What are some functions that satisfy:
1) $x(t) \to y(t)$ and then $ax(t)\to ay(t)$
but not this property:
2) If $x_1(t) \to y_1(t)$ and $x_2(t) \to y_2(t)$ then $x_1(t) + x_2(t) \to y_1(t) + y_2(t)$
I cannot think of any. I considered $y = x^2$, but that doesn't satisfy the first property. Nothing else seems possible. Also, this question came from my professor, but Wikipedia says that homogeneity is defined to be: If $x(t) \to y(t)$ then $ax(t) \to a^ky(t)$ which would make more sense to me.
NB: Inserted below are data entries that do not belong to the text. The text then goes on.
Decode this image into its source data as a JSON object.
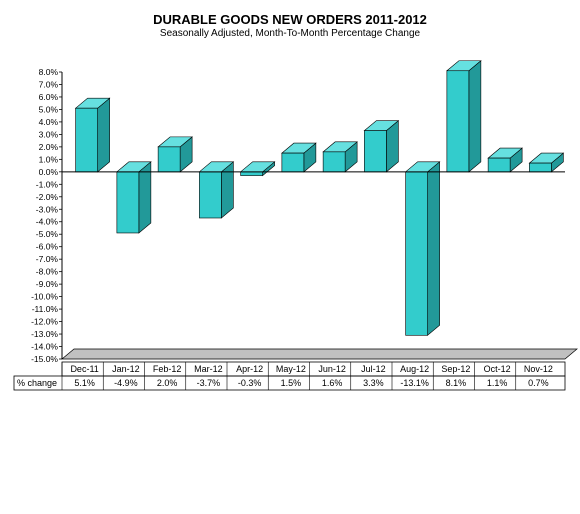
{
  "chart_data": {
    "type": "bar",
    "title": "DURABLE GOODS NEW ORDERS 2011-2012",
    "subtitle": "Seasonally Adjusted,  Month-To-Month Percentage Change",
    "ylabel": "",
    "xlabel": "",
    "ylim": [
      -15.0,
      8.0
    ],
    "y_tick_step": 1.0,
    "categories": [
      "Dec-11",
      "Jan-12",
      "Feb-12",
      "Mar-12",
      "Apr-12",
      "May-12",
      "Jun-12",
      "Jul-12",
      "Aug-12",
      "Sep-12",
      "Oct-12",
      "Nov-12"
    ],
    "values": [
      5.1,
      -4.9,
      2.0,
      -3.7,
      -0.3,
      1.5,
      1.6,
      3.3,
      -13.1,
      8.1,
      1.1,
      0.7
    ],
    "table": {
      "row_label": "% change",
      "values": [
        "5.1%",
        "-4.9%",
        "2.0%",
        "-3.7%",
        "-0.3%",
        "1.5%",
        "1.6%",
        "3.3%",
        "-13.1%",
        "8.1%",
        "1.1%",
        "0.7%"
      ]
    },
    "colors": {
      "bar_front": "#33cccc",
      "bar_side": "#229999",
      "bar_top": "#66e0e0",
      "floor": "#c0c0c0"
    },
    "grid": false,
    "legend": "none"
  }
}
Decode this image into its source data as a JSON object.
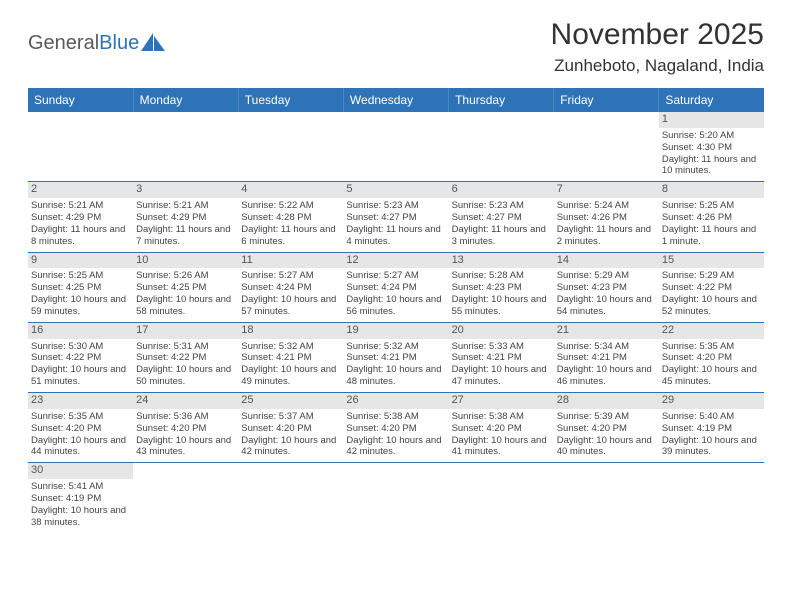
{
  "logo": {
    "text1": "General",
    "text2": "Blue"
  },
  "title": "November 2025",
  "location": "Zunheboto, Nagaland, India",
  "colors": {
    "headerBg": "#2e73b8",
    "dayBg": "#e6e6e6",
    "rowBorder": "#2e73b8"
  },
  "weekdays": [
    "Sunday",
    "Monday",
    "Tuesday",
    "Wednesday",
    "Thursday",
    "Friday",
    "Saturday"
  ],
  "weeks": [
    [
      null,
      null,
      null,
      null,
      null,
      null,
      {
        "n": "1",
        "sr": "Sunrise: 5:20 AM",
        "ss": "Sunset: 4:30 PM",
        "dl": "Daylight: 11 hours and 10 minutes."
      }
    ],
    [
      {
        "n": "2",
        "sr": "Sunrise: 5:21 AM",
        "ss": "Sunset: 4:29 PM",
        "dl": "Daylight: 11 hours and 8 minutes."
      },
      {
        "n": "3",
        "sr": "Sunrise: 5:21 AM",
        "ss": "Sunset: 4:29 PM",
        "dl": "Daylight: 11 hours and 7 minutes."
      },
      {
        "n": "4",
        "sr": "Sunrise: 5:22 AM",
        "ss": "Sunset: 4:28 PM",
        "dl": "Daylight: 11 hours and 6 minutes."
      },
      {
        "n": "5",
        "sr": "Sunrise: 5:23 AM",
        "ss": "Sunset: 4:27 PM",
        "dl": "Daylight: 11 hours and 4 minutes."
      },
      {
        "n": "6",
        "sr": "Sunrise: 5:23 AM",
        "ss": "Sunset: 4:27 PM",
        "dl": "Daylight: 11 hours and 3 minutes."
      },
      {
        "n": "7",
        "sr": "Sunrise: 5:24 AM",
        "ss": "Sunset: 4:26 PM",
        "dl": "Daylight: 11 hours and 2 minutes."
      },
      {
        "n": "8",
        "sr": "Sunrise: 5:25 AM",
        "ss": "Sunset: 4:26 PM",
        "dl": "Daylight: 11 hours and 1 minute."
      }
    ],
    [
      {
        "n": "9",
        "sr": "Sunrise: 5:25 AM",
        "ss": "Sunset: 4:25 PM",
        "dl": "Daylight: 10 hours and 59 minutes."
      },
      {
        "n": "10",
        "sr": "Sunrise: 5:26 AM",
        "ss": "Sunset: 4:25 PM",
        "dl": "Daylight: 10 hours and 58 minutes."
      },
      {
        "n": "11",
        "sr": "Sunrise: 5:27 AM",
        "ss": "Sunset: 4:24 PM",
        "dl": "Daylight: 10 hours and 57 minutes."
      },
      {
        "n": "12",
        "sr": "Sunrise: 5:27 AM",
        "ss": "Sunset: 4:24 PM",
        "dl": "Daylight: 10 hours and 56 minutes."
      },
      {
        "n": "13",
        "sr": "Sunrise: 5:28 AM",
        "ss": "Sunset: 4:23 PM",
        "dl": "Daylight: 10 hours and 55 minutes."
      },
      {
        "n": "14",
        "sr": "Sunrise: 5:29 AM",
        "ss": "Sunset: 4:23 PM",
        "dl": "Daylight: 10 hours and 54 minutes."
      },
      {
        "n": "15",
        "sr": "Sunrise: 5:29 AM",
        "ss": "Sunset: 4:22 PM",
        "dl": "Daylight: 10 hours and 52 minutes."
      }
    ],
    [
      {
        "n": "16",
        "sr": "Sunrise: 5:30 AM",
        "ss": "Sunset: 4:22 PM",
        "dl": "Daylight: 10 hours and 51 minutes."
      },
      {
        "n": "17",
        "sr": "Sunrise: 5:31 AM",
        "ss": "Sunset: 4:22 PM",
        "dl": "Daylight: 10 hours and 50 minutes."
      },
      {
        "n": "18",
        "sr": "Sunrise: 5:32 AM",
        "ss": "Sunset: 4:21 PM",
        "dl": "Daylight: 10 hours and 49 minutes."
      },
      {
        "n": "19",
        "sr": "Sunrise: 5:32 AM",
        "ss": "Sunset: 4:21 PM",
        "dl": "Daylight: 10 hours and 48 minutes."
      },
      {
        "n": "20",
        "sr": "Sunrise: 5:33 AM",
        "ss": "Sunset: 4:21 PM",
        "dl": "Daylight: 10 hours and 47 minutes."
      },
      {
        "n": "21",
        "sr": "Sunrise: 5:34 AM",
        "ss": "Sunset: 4:21 PM",
        "dl": "Daylight: 10 hours and 46 minutes."
      },
      {
        "n": "22",
        "sr": "Sunrise: 5:35 AM",
        "ss": "Sunset: 4:20 PM",
        "dl": "Daylight: 10 hours and 45 minutes."
      }
    ],
    [
      {
        "n": "23",
        "sr": "Sunrise: 5:35 AM",
        "ss": "Sunset: 4:20 PM",
        "dl": "Daylight: 10 hours and 44 minutes."
      },
      {
        "n": "24",
        "sr": "Sunrise: 5:36 AM",
        "ss": "Sunset: 4:20 PM",
        "dl": "Daylight: 10 hours and 43 minutes."
      },
      {
        "n": "25",
        "sr": "Sunrise: 5:37 AM",
        "ss": "Sunset: 4:20 PM",
        "dl": "Daylight: 10 hours and 42 minutes."
      },
      {
        "n": "26",
        "sr": "Sunrise: 5:38 AM",
        "ss": "Sunset: 4:20 PM",
        "dl": "Daylight: 10 hours and 42 minutes."
      },
      {
        "n": "27",
        "sr": "Sunrise: 5:38 AM",
        "ss": "Sunset: 4:20 PM",
        "dl": "Daylight: 10 hours and 41 minutes."
      },
      {
        "n": "28",
        "sr": "Sunrise: 5:39 AM",
        "ss": "Sunset: 4:20 PM",
        "dl": "Daylight: 10 hours and 40 minutes."
      },
      {
        "n": "29",
        "sr": "Sunrise: 5:40 AM",
        "ss": "Sunset: 4:19 PM",
        "dl": "Daylight: 10 hours and 39 minutes."
      }
    ],
    [
      {
        "n": "30",
        "sr": "Sunrise: 5:41 AM",
        "ss": "Sunset: 4:19 PM",
        "dl": "Daylight: 10 hours and 38 minutes."
      },
      null,
      null,
      null,
      null,
      null,
      null
    ]
  ]
}
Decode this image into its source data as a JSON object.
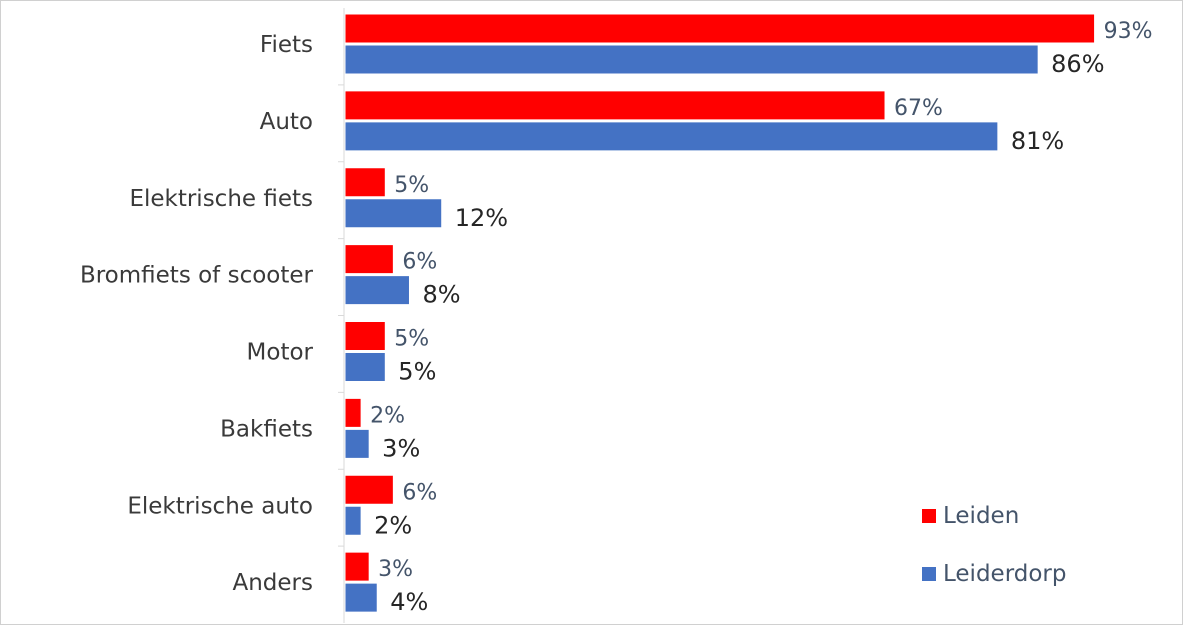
{
  "chart_data": {
    "type": "bar",
    "orientation": "horizontal",
    "categories": [
      "Fiets",
      "Auto",
      "Elektrische fiets",
      "Bromfiets of scooter",
      "Motor",
      "Bakfiets",
      "Elektrische auto",
      "Anders"
    ],
    "series": [
      {
        "name": "Leiden",
        "values": [
          93,
          67,
          5,
          6,
          5,
          2,
          6,
          3
        ],
        "color": "#ff0000"
      },
      {
        "name": "Leiderdorp",
        "values": [
          86,
          81,
          12,
          8,
          5,
          3,
          2,
          4
        ],
        "color": "#4472c4"
      }
    ],
    "value_labels": {
      "Leiden": [
        "93%",
        "67%",
        "5%",
        "6%",
        "5%",
        "2%",
        "6%",
        "3%"
      ],
      "Leiderdorp": [
        "86%",
        "81%",
        "12%",
        "8%",
        "5%",
        "3%",
        "2%",
        "4%"
      ]
    },
    "xlim": [
      0,
      100
    ],
    "grid": false,
    "legend_position": "bottom-right",
    "title": "",
    "xlabel": "",
    "ylabel": ""
  }
}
Here is an example function from $\mathbb R^2$ to $\mathbb R$ that satisfies homogeneity,
$$f(a\cdot x)=a\cdot f(x)$$
for all $a\in\mathbb R$, $x\in\mathbb R^2$, but does not satisfy additivity,
$$f(x+y) = f(x)+f(y)$$
for all $x,y\in\mathbb R^2$.
Define
$$f((r,s)) = \min(r, 2s)$$
Then it is easy to see that this function satisfies homogeneity, but letting $x=(1,0)$, $y=(1,1)$ we see that
$$f(x)=\min(1,2\cdot 0)=\min(1,0)=0$$ $$f(y)=\min(1,2\cdot 1)=\min(1,2)=1$$ but $$f(x+y)=f((2,1))=\min(2,2\cdot 1)=\min(2,2)=2$$
So here, $f(x+y)\ne f(x)+f(y)$.
Note that the basis for this example is in a section of the very Wikipedia article that you reference in your question.
If the $a$ range over the rationals, I can think of a similar example of a real-valued function of real numbers, but it is more complicated to explain.